Short jokes
What did one astronaut say to the other astronaut after landing on the Moon?
"Ah! And people thought we were moons!"
What did Love name his daughter?
Sweetheart. ♥
She likes rough sex with handcuffs and I’ll be honest... She likes me to Chris Brown her when she acts like Rihanna.
I can't stop thinking about those beans.
I need to go to the hospital because I'm getting shot by a PUN.
I'm running out of degrees? I guess I better throw myself in fire to raise my internal temperature (measured in degrees).
How does he go for a poo? He logs out.
I was at my drumming lesson and I accidentally dropped my drum stick when my sister made a terrible joke.
KA-DOOM-CHA!
What did the beachgoers in North Carolina say when there was a tsunami?
Nothing, they died.
Girls are whores.
The waiter asked me, "How would you like your steak?"

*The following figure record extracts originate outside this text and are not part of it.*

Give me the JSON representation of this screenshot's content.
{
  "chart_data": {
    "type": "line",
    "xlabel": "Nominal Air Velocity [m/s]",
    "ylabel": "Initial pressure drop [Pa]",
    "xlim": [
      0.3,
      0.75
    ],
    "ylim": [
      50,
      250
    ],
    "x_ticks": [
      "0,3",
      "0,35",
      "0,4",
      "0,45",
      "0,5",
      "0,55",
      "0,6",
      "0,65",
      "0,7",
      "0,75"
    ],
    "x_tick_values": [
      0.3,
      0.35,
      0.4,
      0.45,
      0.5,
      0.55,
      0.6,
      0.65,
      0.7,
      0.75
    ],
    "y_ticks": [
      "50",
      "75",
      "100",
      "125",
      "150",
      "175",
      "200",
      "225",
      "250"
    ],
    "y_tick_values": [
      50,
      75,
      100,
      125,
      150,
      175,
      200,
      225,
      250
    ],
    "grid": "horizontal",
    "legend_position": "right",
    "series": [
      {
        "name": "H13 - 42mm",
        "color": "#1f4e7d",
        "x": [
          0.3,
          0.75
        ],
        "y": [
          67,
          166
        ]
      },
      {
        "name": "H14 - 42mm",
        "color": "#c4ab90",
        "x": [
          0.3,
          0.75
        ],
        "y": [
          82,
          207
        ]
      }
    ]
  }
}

I replied, "As soon as possible!"
I never feel offended if my friends don't wish me a happy birthday.
Because that's what I want.
I'm just happy no idiots are calling these people fat-phobic.
Moose jokes, why did the moose fly with an airplane? Because it was a skoose.
Hi, I did not get it when I went home to walk home from home and walk, walk, walk.
How fast did Little Sally paint the barn red?
As soon as the bomb exploded on her.
Why doesn’t the orphan have any toys? Because his Lego figures ran away too.
Did you know there is no "p" in the alphabet? ABCDEFGHIJKLM(NOP)!
When your sister asks you to entertain her, you don't!
What do you think of your mom? I can do it.